[FFmpeg-devel] [PATCH v3 3/6] lavc/qsvdec: Replace current parser with MFXVideoDECODE_DecodeHeader()

Mon Mar 18 05:22:52 EET 2019

> From: ffmpeg-devel [mailto:ffmpeg-devel-bounces at ffmpeg.org] On Behalf
> Of Mark Thompson
> Sent: Sunday, March 17, 2019 10:20 PM
> To: ffmpeg-devel at ffmpeg.org
> Subject: Re: [FFmpeg-devel] [PATCH v3 3/6] lavc/qsvdec: Replace current
> parser with MFXVideoDECODE_DecodeHeader()
> 
> On 08/03/2019 07:40, Zhong Li wrote:
> > Using MSDK parser can improve qsv decoder pass rate in some cases (E.g:
> > sps declares a wrong level_idc, smaller than it should be).
> > And it is necessary for adding new qsv decoders such as MJPEG and VP9
> > since current parser can't provide enough information.

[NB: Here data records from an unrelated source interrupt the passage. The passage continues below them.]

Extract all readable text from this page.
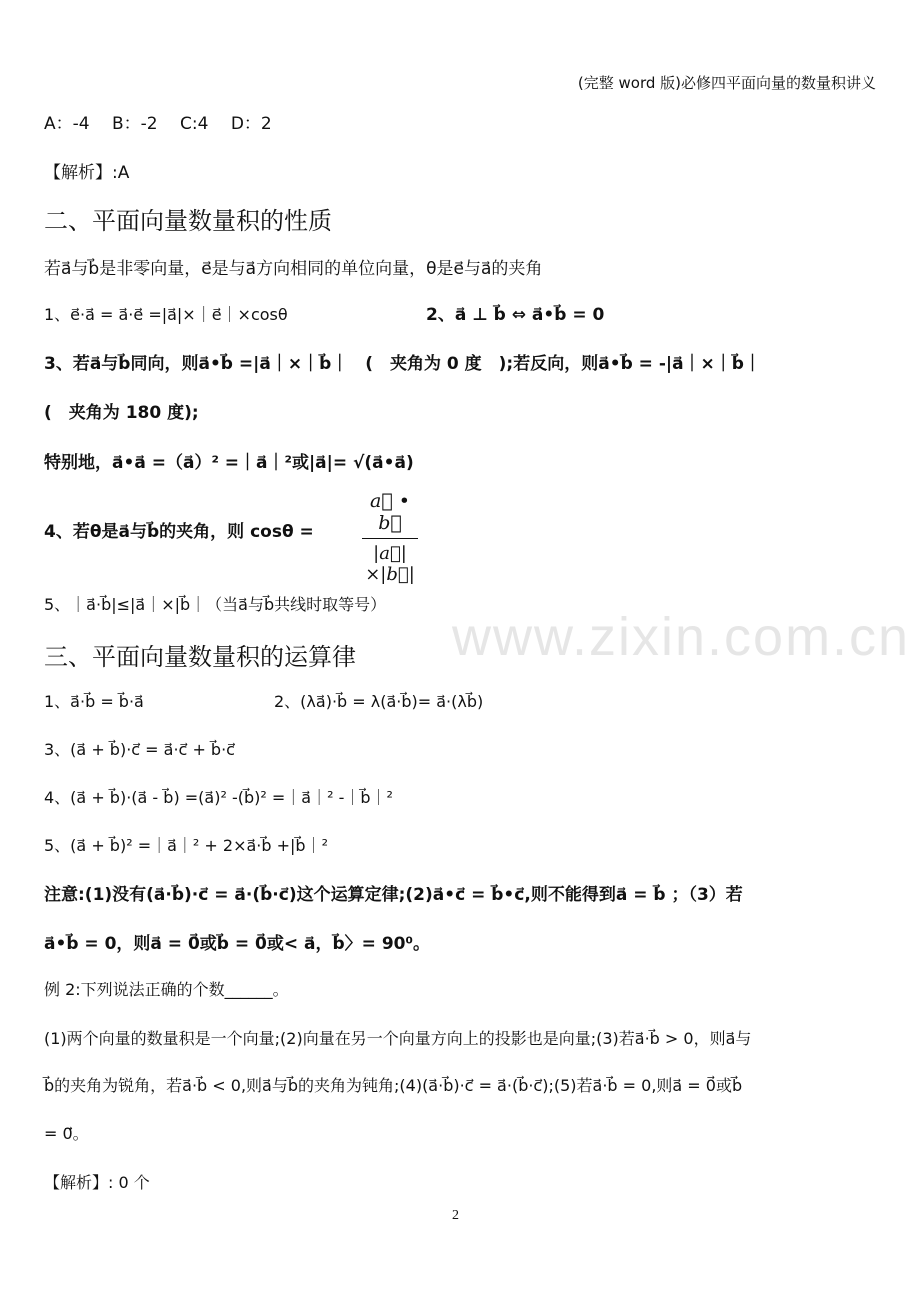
(完整 word 版)必修四平面向量的数量积讲义
A：-4　 B：-2　 C:4　 D：2
【解析】:A
二、平面向量数量积的性质
若a⃗与b⃗是非零向量，e⃗是与a⃗方向相同的单位向量，θ是e⃗与a⃗的夹角
1、e⃗·a⃗ = a⃗·e⃗ =|a⃗|×｜e⃗｜×cosθ	2、a⃗ ⊥ b⃗ ⇔ a⃗•b⃗ = 0
3、若a⃗与b⃗同向，则a⃗•b⃗ =|a⃗｜×｜b⃗｜　(　夹角为 0 度　);若反向，则a⃗•b⃗ = -|a⃗｜×｜b⃗｜
(　夹角为 180 度);
特别地，a⃗•a⃗ =（a⃗）² =｜a⃗｜²或|a⃗|= √(a⃗•a⃗)
4、若θ是a⃗与b⃗的夹角，则 cosθ =	$\frac{a⃗ • b⃗}{|a⃗|\times|b⃗|}$
5、｜a⃗·b⃗|≤|a⃗｜×|b⃗｜（当a⃗与b⃗共线时取等号）
www.zixin.com.cn
三、平面向量数量积的运算律
1、a⃗·b⃗ = b⃗·a⃗	2、(λa⃗)·b⃗ = λ(a⃗·b⃗)= a⃗·(λb⃗)
3、(a⃗ + b⃗)·c⃗ = a⃗·c⃗ + b⃗·c⃗
4、(a⃗ + b⃗)·(a⃗ - b⃗) =(a⃗)² -(b⃗)² =｜a⃗｜² -｜b⃗｜²
5、(a⃗ + b⃗)² =｜a⃗｜² + 2×a⃗·b⃗ +|b⃗｜²
注意:(1)没有(a⃗·b⃗)·c⃗ = a⃗·(b⃗·c⃗)这个运算定律;(2)a⃗•c⃗ = b⃗•c⃗,则不能得到a⃗ = b⃗ ；（3）若
a⃗•b⃗ = 0，则a⃗ = 0⃗或b⃗ = 0⃗或< a⃗，b⃗〉= 90⁰。
例 2:下列说法正确的个数______。
(1)两个向量的数量积是一个向量;(2)向量在另一个向量方向上的投影也是向量;(3)若a⃗·b⃗ > 0，则a⃗与
b⃗的夹角为锐角，若a⃗·b⃗ < 0,则a⃗与b⃗的夹角为钝角;(4)(a⃗·b⃗)·c⃗ = a⃗·(b⃗·c⃗);(5)若a⃗·b⃗ = 0,则a⃗ = 0⃗或b⃗
= 0⃗。
【解析】: 0 个
2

> > Actually using MFXVideoDECODE_DecodeHeader() was disscussed at
> > https://ffmpeg.org/pipermail/ffmpeg-devel/2015-July/175734.html and
> > merged as commit 1acb19d, but was overwritten when merged libav
> patches (commit: 1f26a23) without any explain.
> >
> > v2: split decode header from decode_init, and call it for everyframe
> > to detect format/resoultion change. It can fix some regression issues
> > such as hevc 10bits decoding.
> >
> > Signed-off-by: Zhong Li <zhong.li at intel.com>
> > ---
> >  libavcodec/qsvdec.c       | 172
> ++++++++++++++++++++------------------
> >  libavcodec/qsvdec.h       |   2 +
> >  libavcodec/qsvdec_h2645.c |   1 +
> >  libavcodec/qsvdec_other.c |   1 +
> >  4 files changed, 93 insertions(+), 83 deletions(-)
> >
> > diff --git a/libavcodec/qsvdec.c b/libavcodec/qsvdec.c index
> > 4a0be811fb..b78026e14d 100644
> > --- a/libavcodec/qsvdec.c
> > +++ b/libavcodec/qsvdec.c
> > @@ -120,19 +120,17 @@ static inline unsigned int qsv_fifo_size(const
> AVFifoBuffer* fifo)
> >      return av_fifo_size(fifo) / qsv_fifo_item_size();  }
> >
> > -static int qsv_decode_init(AVCodecContext *avctx, QSVContext *q)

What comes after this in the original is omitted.